Die aargauische Pensionskasse Phoenix steht am Abgrund. Die Vorsorgeeinrichtung für kleine und mittlere Betriebe betreut mehrere Tausend Versicherte. Auch der Eishockeyklub Rapperswil-Jona Lakers hat sein Vorsorgegeld bei der Phoenix parkiert. Nun ist die Pensionskasse dieser Tage an den Sicherheitsfonds BVG gelangt – die Auffangeinrichtung für angeschlagene und bankrotte Vorsorgeeinrichtungen. Denn in der Phoenix-Kasse klafft ein Loch von über zwölf Millionen Franken.

Die breite Öffentlichkeit erfuhr 2019 erstmals von der desolaten Situation. Verschiedene Schweizer Medien berichteten darüber – und schienen auch zu wissen, wer dafür verantwortlich sei: Phoenix-Gründer Serge Aerne und die Mitglieder des Stiftungsrats, des obersten Organs der Pensionskasse.

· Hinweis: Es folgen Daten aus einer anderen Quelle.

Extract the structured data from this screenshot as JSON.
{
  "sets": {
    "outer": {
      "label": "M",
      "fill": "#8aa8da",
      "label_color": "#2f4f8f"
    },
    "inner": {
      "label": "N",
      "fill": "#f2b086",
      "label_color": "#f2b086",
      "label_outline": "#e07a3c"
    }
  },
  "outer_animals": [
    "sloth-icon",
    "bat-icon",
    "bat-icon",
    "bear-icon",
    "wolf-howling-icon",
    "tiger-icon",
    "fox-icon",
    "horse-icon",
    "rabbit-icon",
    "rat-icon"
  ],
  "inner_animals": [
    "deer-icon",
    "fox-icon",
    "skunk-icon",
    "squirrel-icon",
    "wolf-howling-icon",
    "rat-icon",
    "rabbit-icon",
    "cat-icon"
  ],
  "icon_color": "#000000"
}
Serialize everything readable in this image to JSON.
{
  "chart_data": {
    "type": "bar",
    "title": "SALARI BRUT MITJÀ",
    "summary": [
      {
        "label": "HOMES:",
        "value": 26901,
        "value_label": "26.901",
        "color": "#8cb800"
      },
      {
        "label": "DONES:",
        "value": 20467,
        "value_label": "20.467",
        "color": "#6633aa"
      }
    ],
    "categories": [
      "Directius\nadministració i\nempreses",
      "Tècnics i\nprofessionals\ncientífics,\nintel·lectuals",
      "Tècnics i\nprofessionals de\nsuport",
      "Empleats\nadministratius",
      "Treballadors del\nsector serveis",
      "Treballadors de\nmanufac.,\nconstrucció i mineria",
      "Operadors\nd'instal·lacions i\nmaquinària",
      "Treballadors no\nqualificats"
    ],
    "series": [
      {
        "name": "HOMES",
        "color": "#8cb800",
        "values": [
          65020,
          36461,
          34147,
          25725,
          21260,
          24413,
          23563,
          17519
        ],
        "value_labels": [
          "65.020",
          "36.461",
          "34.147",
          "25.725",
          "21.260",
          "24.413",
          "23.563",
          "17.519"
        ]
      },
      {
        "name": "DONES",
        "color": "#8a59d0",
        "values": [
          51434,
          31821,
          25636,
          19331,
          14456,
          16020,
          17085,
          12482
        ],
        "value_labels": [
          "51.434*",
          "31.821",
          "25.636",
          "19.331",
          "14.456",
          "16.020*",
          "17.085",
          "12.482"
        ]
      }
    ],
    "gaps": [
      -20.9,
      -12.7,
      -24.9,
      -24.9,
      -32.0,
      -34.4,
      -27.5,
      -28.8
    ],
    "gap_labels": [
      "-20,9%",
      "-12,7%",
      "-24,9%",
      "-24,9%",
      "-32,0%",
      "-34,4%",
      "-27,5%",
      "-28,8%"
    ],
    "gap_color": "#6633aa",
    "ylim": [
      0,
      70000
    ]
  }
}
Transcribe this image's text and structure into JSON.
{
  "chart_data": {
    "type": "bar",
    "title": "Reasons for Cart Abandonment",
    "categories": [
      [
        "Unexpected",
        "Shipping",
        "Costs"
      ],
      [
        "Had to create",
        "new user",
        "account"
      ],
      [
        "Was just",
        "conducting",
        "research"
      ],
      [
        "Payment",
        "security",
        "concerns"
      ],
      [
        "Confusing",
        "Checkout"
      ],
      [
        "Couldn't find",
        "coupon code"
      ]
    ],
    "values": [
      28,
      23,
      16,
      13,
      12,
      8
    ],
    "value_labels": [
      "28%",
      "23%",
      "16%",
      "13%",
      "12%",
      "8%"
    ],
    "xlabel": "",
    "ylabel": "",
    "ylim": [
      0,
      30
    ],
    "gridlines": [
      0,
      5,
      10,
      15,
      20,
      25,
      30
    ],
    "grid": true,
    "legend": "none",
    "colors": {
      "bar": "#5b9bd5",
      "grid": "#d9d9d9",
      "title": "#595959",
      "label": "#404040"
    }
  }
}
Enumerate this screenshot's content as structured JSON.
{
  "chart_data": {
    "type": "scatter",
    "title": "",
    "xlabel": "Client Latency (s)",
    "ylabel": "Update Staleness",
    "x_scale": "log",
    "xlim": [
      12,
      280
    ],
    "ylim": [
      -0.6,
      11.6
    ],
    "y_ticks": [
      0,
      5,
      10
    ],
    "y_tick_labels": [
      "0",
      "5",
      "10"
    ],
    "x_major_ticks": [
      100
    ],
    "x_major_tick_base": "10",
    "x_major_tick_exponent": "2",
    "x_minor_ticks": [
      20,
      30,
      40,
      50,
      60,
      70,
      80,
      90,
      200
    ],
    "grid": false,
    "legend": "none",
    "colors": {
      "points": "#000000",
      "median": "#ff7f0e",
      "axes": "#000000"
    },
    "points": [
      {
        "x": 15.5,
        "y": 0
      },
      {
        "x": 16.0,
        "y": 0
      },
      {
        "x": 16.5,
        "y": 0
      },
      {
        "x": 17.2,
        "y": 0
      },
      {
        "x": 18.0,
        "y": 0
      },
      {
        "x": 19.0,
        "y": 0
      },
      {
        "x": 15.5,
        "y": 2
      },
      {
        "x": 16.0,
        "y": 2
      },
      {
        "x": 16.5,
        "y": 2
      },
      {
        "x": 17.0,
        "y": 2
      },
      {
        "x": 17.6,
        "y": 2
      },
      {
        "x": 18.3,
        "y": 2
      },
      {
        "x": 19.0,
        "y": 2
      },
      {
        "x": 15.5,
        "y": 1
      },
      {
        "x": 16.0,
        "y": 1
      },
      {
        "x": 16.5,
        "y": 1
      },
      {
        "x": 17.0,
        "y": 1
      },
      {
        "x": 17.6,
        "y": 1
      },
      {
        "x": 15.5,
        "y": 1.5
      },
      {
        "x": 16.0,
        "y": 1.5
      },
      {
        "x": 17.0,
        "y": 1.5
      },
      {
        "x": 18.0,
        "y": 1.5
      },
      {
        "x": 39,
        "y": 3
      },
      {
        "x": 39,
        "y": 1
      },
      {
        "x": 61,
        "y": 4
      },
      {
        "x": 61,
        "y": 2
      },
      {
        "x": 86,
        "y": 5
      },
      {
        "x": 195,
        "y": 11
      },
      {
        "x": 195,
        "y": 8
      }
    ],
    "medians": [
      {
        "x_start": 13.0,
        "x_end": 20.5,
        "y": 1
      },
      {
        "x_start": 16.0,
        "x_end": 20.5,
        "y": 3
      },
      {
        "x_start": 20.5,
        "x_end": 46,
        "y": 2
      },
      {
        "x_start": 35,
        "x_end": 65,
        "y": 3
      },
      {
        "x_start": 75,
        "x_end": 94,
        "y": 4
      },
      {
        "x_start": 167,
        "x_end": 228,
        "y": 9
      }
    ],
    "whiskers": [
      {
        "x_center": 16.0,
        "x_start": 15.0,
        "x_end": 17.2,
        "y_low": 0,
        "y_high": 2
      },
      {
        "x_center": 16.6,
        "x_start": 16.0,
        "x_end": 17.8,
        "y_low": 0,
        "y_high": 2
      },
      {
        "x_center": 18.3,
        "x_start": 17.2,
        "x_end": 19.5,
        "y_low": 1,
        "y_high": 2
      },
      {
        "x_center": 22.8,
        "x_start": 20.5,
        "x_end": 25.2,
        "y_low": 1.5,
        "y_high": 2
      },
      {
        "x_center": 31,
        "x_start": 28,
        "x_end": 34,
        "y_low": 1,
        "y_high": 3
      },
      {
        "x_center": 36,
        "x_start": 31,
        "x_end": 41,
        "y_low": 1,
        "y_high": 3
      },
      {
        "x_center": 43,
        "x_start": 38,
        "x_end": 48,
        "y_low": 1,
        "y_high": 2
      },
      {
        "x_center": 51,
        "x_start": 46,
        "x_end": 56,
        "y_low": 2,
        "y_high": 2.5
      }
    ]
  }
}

Unternehmer Aerne hatte 2013 Immobilien in Lütisburg SG gebaut und einige davon an die von ihm geführte PK Phoenix verkauft. Das ist nicht sympathisch, aber im Pensionskassenmarkt sind solche Geschäfte gang und gäbe. Sie sind rechtlich erlaubt, solange sie korrekt und transparent abgewickelt werden.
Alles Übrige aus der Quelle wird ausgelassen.